I don’t propose to do a complete analysis. The message here is simple. Investors need to be able to read and understand company Cash Flow Statements. As Warren Buffett put it in his 1986 Chairman’s letter: “…accounting is but an aid to business thinking, never a substitute for it.”

I have written earlier posts about reading and understanding Cash Flow Statements.

Back to basics about free cash flow

Heart of stock valuation: subtleties of free cash flow

Negative free cash flow can be desirable

And for readers wishing to dig further, take a look at Michael Mauboussin’s report titled Categorizing for Clarity – Cash Flow Statement Adjustments to Improve Insight.

Second input – Capital

What the screen was looking for was robust free-cash-flow-to-capital.

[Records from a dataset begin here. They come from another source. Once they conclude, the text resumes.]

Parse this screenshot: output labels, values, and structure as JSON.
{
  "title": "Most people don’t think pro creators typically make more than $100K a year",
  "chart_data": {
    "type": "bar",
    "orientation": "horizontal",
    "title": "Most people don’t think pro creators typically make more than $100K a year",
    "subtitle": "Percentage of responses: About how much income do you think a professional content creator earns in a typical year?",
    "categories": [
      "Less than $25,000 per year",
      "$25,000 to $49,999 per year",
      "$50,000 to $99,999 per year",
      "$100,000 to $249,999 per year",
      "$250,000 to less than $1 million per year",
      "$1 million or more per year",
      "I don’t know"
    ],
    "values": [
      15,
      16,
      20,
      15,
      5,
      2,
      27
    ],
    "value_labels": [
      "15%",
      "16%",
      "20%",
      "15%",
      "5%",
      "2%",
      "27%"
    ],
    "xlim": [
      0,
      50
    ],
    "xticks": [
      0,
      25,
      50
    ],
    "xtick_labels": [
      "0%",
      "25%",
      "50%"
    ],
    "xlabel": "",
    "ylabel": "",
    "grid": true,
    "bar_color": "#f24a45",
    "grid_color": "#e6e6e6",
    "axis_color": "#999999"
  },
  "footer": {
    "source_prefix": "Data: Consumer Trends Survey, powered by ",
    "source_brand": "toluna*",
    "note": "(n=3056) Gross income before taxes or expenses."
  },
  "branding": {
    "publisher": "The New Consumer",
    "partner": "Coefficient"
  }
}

One way to come up with a figure for company capital is to use the balance sheet by adding the book value of the company’s equity to the book value of its debt and then subtracting excess cash, marketable securities and assets of discontinued operations.

We can look at simplified approximate numbers for Dropbox. At year end in 2019 is had long-tern debt of $138.2 and the book value of its equity was $808.4 million. So, the figure for CAP at that point was $946.6 million. At year end 2022 the company is showing long-term debt of $1.525 million and equity of negative $309.4 million. So, the financial statement figure for CAP was $1,216.

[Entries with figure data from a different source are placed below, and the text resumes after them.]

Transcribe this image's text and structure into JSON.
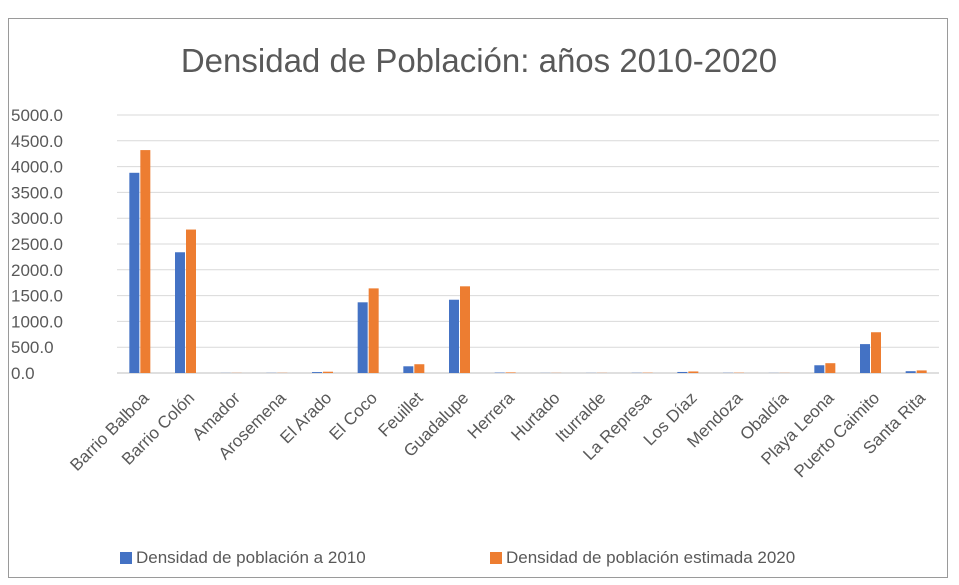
{
  "chart_data": {
    "type": "bar",
    "title": "Densidad de Población: años 2010-2020",
    "xlabel": "",
    "ylabel": "",
    "ylim": [
      0,
      5000
    ],
    "yticks": [
      "0.0",
      "500.0",
      "1000.0",
      "1500.0",
      "2000.0",
      "2500.0",
      "3000.0",
      "3500.0",
      "4000.0",
      "4500.0",
      "5000.0"
    ],
    "grid": true,
    "legend_position": "bottom",
    "categories": [
      "Barrio Balboa",
      "Barrio Colón",
      "Amador",
      "Arosemena",
      "El Arado",
      "El Coco",
      "Feuillet",
      "Guadalupe",
      "Herrera",
      "Hurtado",
      "Iturralde",
      "La Represa",
      "Los Díaz",
      "Mendoza",
      "Obaldía",
      "Playa Leona",
      "Puerto Caimito",
      "Santa Rita"
    ],
    "series": [
      {
        "name": "Densidad de población a 2010",
        "color": "#4472c4",
        "values": [
          3880,
          2340,
          2,
          3,
          18,
          1370,
          130,
          1420,
          8,
          2,
          2,
          4,
          20,
          4,
          2,
          150,
          560,
          35
        ]
      },
      {
        "name": "Densidad de población estimada 2020",
        "color": "#ed7d31",
        "values": [
          4320,
          2780,
          3,
          4,
          25,
          1640,
          170,
          1680,
          12,
          3,
          3,
          6,
          30,
          6,
          3,
          190,
          790,
          50
        ]
      }
    ]
  }
}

The figure for CAP is in the same ballpark from one period to the other. So, the ratio of FCF/CAP remains steady. But the company’s balance sheet has changed fundamentally. It seems the company went out and borrowed something like $1.5 billion and bought back shares. One might ask, why would a company in a solid financial position borrow money and put itself into negative equity? If you don’t understand this you might read my post: The emergence of a new model of capitalism

It is useful to compare Dropbox’s book value of equity, negative $309.4 million, with the price the stock market puts on its equity $9.5 billion, i.e. Market Capitalization or Market CAP. If we accept that the stock price very roughly indicates the value of the equity, the company has about $9 or $10 billion of intangible assets.

What does all this mean?

Companies that produce a high return on capital are of special interest. They may just be the kind of company that “over an extended period can employ large amounts of incremental capital at very high rates of return”, to use Warren Buffett’s phrase.

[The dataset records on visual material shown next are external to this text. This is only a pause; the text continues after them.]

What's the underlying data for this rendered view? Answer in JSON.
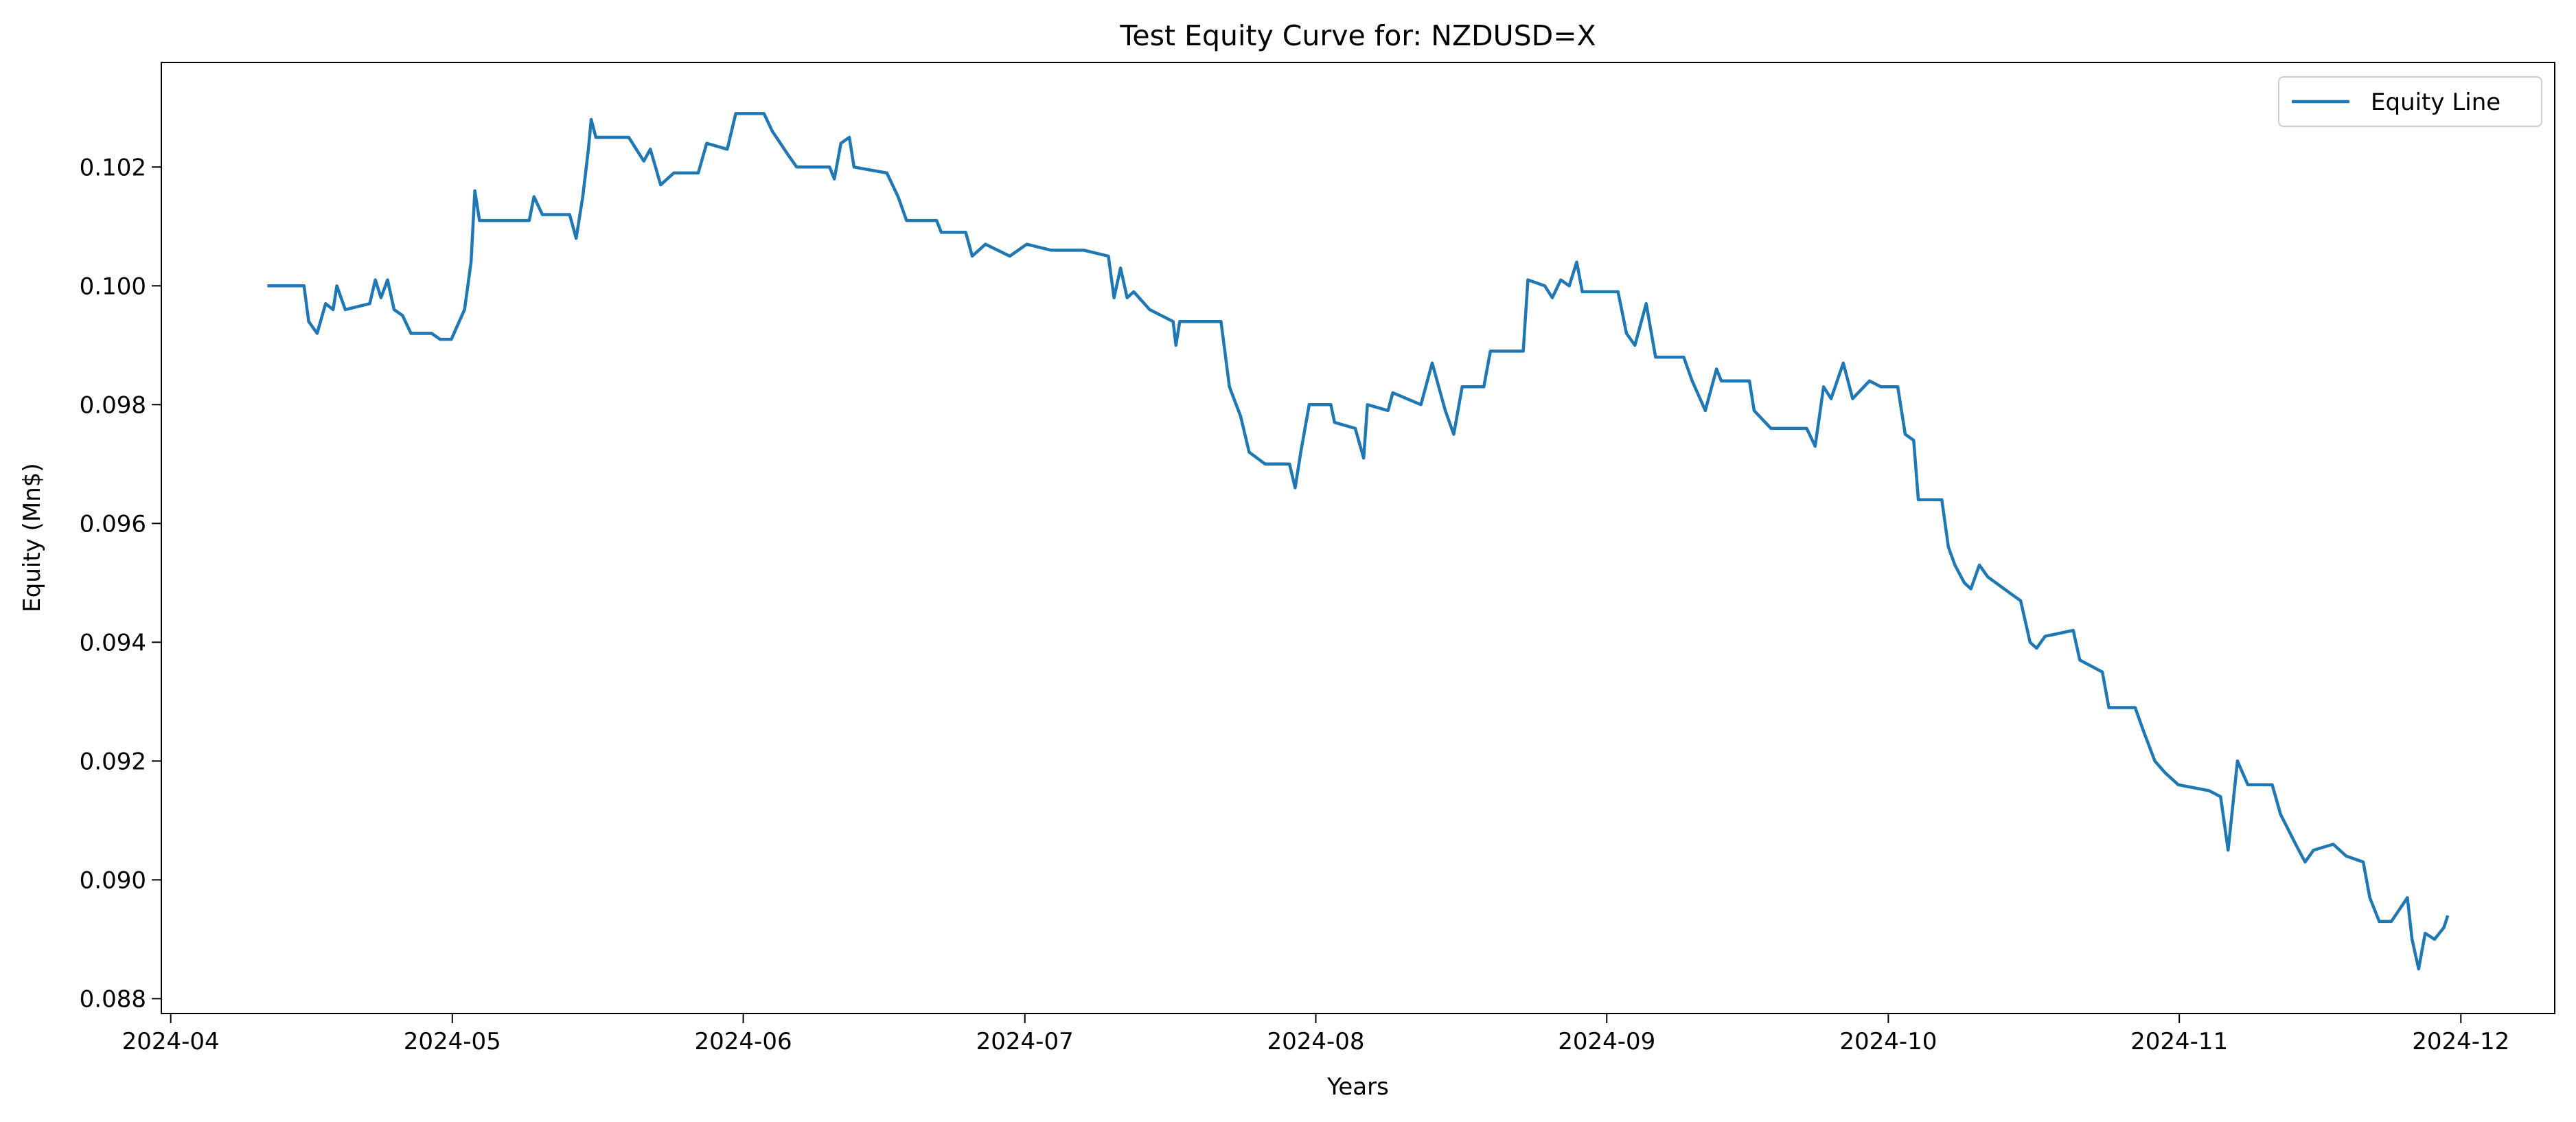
{
  "chart_data": {
    "type": "line",
    "title": "Test Equity Curve for: NZDUSD=X",
    "x_label": "Years",
    "y_label": "Equity (Mn$)",
    "legend": "upper right",
    "xlim": [
      19813,
      20068
    ],
    "xticks": [
      {
        "value": 19814,
        "label": "2024-04"
      },
      {
        "value": 19844,
        "label": "2024-05"
      },
      {
        "value": 19875,
        "label": "2024-06"
      },
      {
        "value": 19905,
        "label": "2024-07"
      },
      {
        "value": 19936,
        "label": "2024-08"
      },
      {
        "value": 19967,
        "label": "2024-09"
      },
      {
        "value": 19997,
        "label": "2024-10"
      },
      {
        "value": 20028,
        "label": "2024-11"
      },
      {
        "value": 20058,
        "label": "2024-12"
      }
    ],
    "ylim": [
      0.08775,
      0.10376
    ],
    "yticks": [
      {
        "value": 0.088,
        "label": "0.088"
      },
      {
        "value": 0.09,
        "label": "0.090"
      },
      {
        "value": 0.092,
        "label": "0.092"
      },
      {
        "value": 0.094,
        "label": "0.094"
      },
      {
        "value": 0.096,
        "label": "0.096"
      },
      {
        "value": 0.098,
        "label": "0.098"
      },
      {
        "value": 0.1,
        "label": "0.100"
      },
      {
        "value": 0.102,
        "label": "0.102"
      }
    ],
    "x": [
      19824.3,
      19828.2,
      19828.7,
      19829.6,
      19830.5,
      19831.3,
      19831.7,
      19832.6,
      19835.2,
      19835.8,
      19836.4,
      19837.1,
      19837.8,
      19838.7,
      19839.6,
      19841.8,
      19842.7,
      19843.9,
      19845.3,
      19846.0,
      19846.4,
      19846.9,
      19851.5,
      19852.2,
      19852.7,
      19853.6,
      19856.5,
      19857.2,
      19857.9,
      19858.5,
      19858.8,
      19859.3,
      19862.8,
      19864.4,
      19865.1,
      19866.2,
      19867.6,
      19870.2,
      19871.1,
      19873.3,
      19874.2,
      19877.2,
      19878.1,
      19879.8,
      19880.7,
      19884.2,
      19884.7,
      19885.4,
      19886.3,
      19886.8,
      19890.3,
      19891.5,
      19892.4,
      19895.6,
      19896.1,
      19898.7,
      19899.4,
      19900.8,
      19903.4,
      19905.2,
      19907.8,
      19911.3,
      19913.9,
      19914.5,
      19915.2,
      19915.9,
      19916.6,
      19918.3,
      19920.8,
      19921.1,
      19921.5,
      19925.9,
      19926.8,
      19928.0,
      19928.9,
      19930.6,
      19933.2,
      19933.8,
      19934.4,
      19935.3,
      19937.6,
      19938.0,
      19940.2,
      19941.1,
      19941.5,
      19943.7,
      19944.2,
      19947.2,
      19948.4,
      19949.8,
      19950.7,
      19951.6,
      19953.9,
      19954.6,
      19958.1,
      19958.6,
      19960.4,
      19961.2,
      19962.1,
      19963.0,
      19963.8,
      19964.4,
      19968.2,
      19969.1,
      19970.0,
      19971.2,
      19972.2,
      19975.2,
      19976.1,
      19977.5,
      19978.7,
      19979.2,
      19982.2,
      19982.7,
      19984.5,
      19988.3,
      19989.2,
      19990.1,
      19990.9,
      19992.2,
      19993.2,
      19995.0,
      19996.2,
      19998.0,
      19998.8,
      19999.7,
      20000.2,
      20002.7,
      20003.4,
      20004.1,
      20005.1,
      20005.8,
      20006.7,
      20007.6,
      20010.2,
      20011.1,
      20012.1,
      20012.8,
      20013.7,
      20016.7,
      20017.4,
      20019.8,
      20020.5,
      20023.3,
      20024.2,
      20025.4,
      20026.5,
      20027.9,
      20031.2,
      20032.4,
      20033.2,
      20034.2,
      20035.3,
      20037.9,
      20038.8,
      20040.4,
      20041.4,
      20042.3,
      20044.4,
      20045.8,
      20047.6,
      20048.3,
      20049.3,
      20050.6,
      20052.3,
      20052.8,
      20053.5,
      20054.2,
      20055.2,
      20056.2,
      20056.6
    ],
    "series": [
      {
        "name": "Equity Line",
        "color": "#1f77b4",
        "values": [
          0.1,
          0.1,
          0.0994,
          0.0992,
          0.0997,
          0.0996,
          0.1,
          0.0996,
          0.0997,
          0.1001,
          0.0998,
          0.1001,
          0.0996,
          0.0995,
          0.0992,
          0.0992,
          0.0991,
          0.0991,
          0.0996,
          0.1004,
          0.1016,
          0.1011,
          0.1011,
          0.1011,
          0.1015,
          0.1012,
          0.1012,
          0.1008,
          0.1015,
          0.1023,
          0.1028,
          0.1025,
          0.1025,
          0.1021,
          0.1023,
          0.1017,
          0.1019,
          0.1019,
          0.1024,
          0.1023,
          0.1029,
          0.1029,
          0.1026,
          0.1022,
          0.102,
          0.102,
          0.1018,
          0.1024,
          0.1025,
          0.102,
          0.1019,
          0.1015,
          0.1011,
          0.1011,
          0.1009,
          0.1009,
          0.1005,
          0.1007,
          0.1005,
          0.1007,
          0.1006,
          0.1006,
          0.1005,
          0.0998,
          0.1003,
          0.0998,
          0.0999,
          0.0996,
          0.0994,
          0.099,
          0.0994,
          0.0994,
          0.0983,
          0.0978,
          0.0972,
          0.097,
          0.097,
          0.0966,
          0.0972,
          0.098,
          0.098,
          0.0977,
          0.0976,
          0.0971,
          0.098,
          0.0979,
          0.0982,
          0.098,
          0.0987,
          0.0979,
          0.0975,
          0.0983,
          0.0983,
          0.0989,
          0.0989,
          0.1001,
          0.1,
          0.0998,
          0.1001,
          0.1,
          0.1004,
          0.0999,
          0.0999,
          0.0992,
          0.099,
          0.0997,
          0.0988,
          0.0988,
          0.0984,
          0.0979,
          0.0986,
          0.0984,
          0.0984,
          0.0979,
          0.0976,
          0.0976,
          0.0973,
          0.0983,
          0.0981,
          0.0987,
          0.0981,
          0.0984,
          0.0983,
          0.0983,
          0.0975,
          0.0974,
          0.0964,
          0.0964,
          0.0956,
          0.0953,
          0.095,
          0.0949,
          0.0953,
          0.0951,
          0.0948,
          0.0947,
          0.094,
          0.0939,
          0.0941,
          0.0942,
          0.0937,
          0.0935,
          0.0929,
          0.0929,
          0.0925,
          0.092,
          0.0918,
          0.0916,
          0.0915,
          0.0914,
          0.0905,
          0.092,
          0.0916,
          0.0916,
          0.0911,
          0.0906,
          0.0903,
          0.0905,
          0.0906,
          0.0904,
          0.0903,
          0.0897,
          0.0893,
          0.0893,
          0.0897,
          0.089,
          0.0885,
          0.0891,
          0.089,
          0.0892,
          0.0894
        ]
      }
    ]
  }
}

In this day and age, both reported income and capital have been distorted by the shift of companies to invest in intangibles of lasting value. Company investment in tangible assets is not a company expense. It gets capitalized and appears on the balance sheet as an asset and depreciated. Company investment in intangibles of lasting value is almost always expensed. This reduces current reported income. But the intangible assets produced do not appear on the balance sheet. It seems Dropbox may have intangible assets in the order of $10 billion.

The use of balance sheet numbers for CAP can be misleading. The market is telling us that the company is employing debt capital of some $1,525 million and equity capital of some $9 billion. On that basis its CAP is about $10,525 billion. Viewed this way it’s FCF/CAP for 2022 is more like 7.24% rather than the 19.2% shown on the screen.

Conclusion

I make no judgement about Dropbox. I am very interested to identify companies that not only produce serious incremental capital but also can employ that capital at very high rates of return. It is a mistake to take FCF/CAP at face value. Because the reported net income of companies making substantial investment in intangibles of lasting value is distorted, free cash flow offers a good way to look at whether these companies can produce high rates of return on their capital. But it needs to be done with thought about what the numbers for FCF and CAP really mean.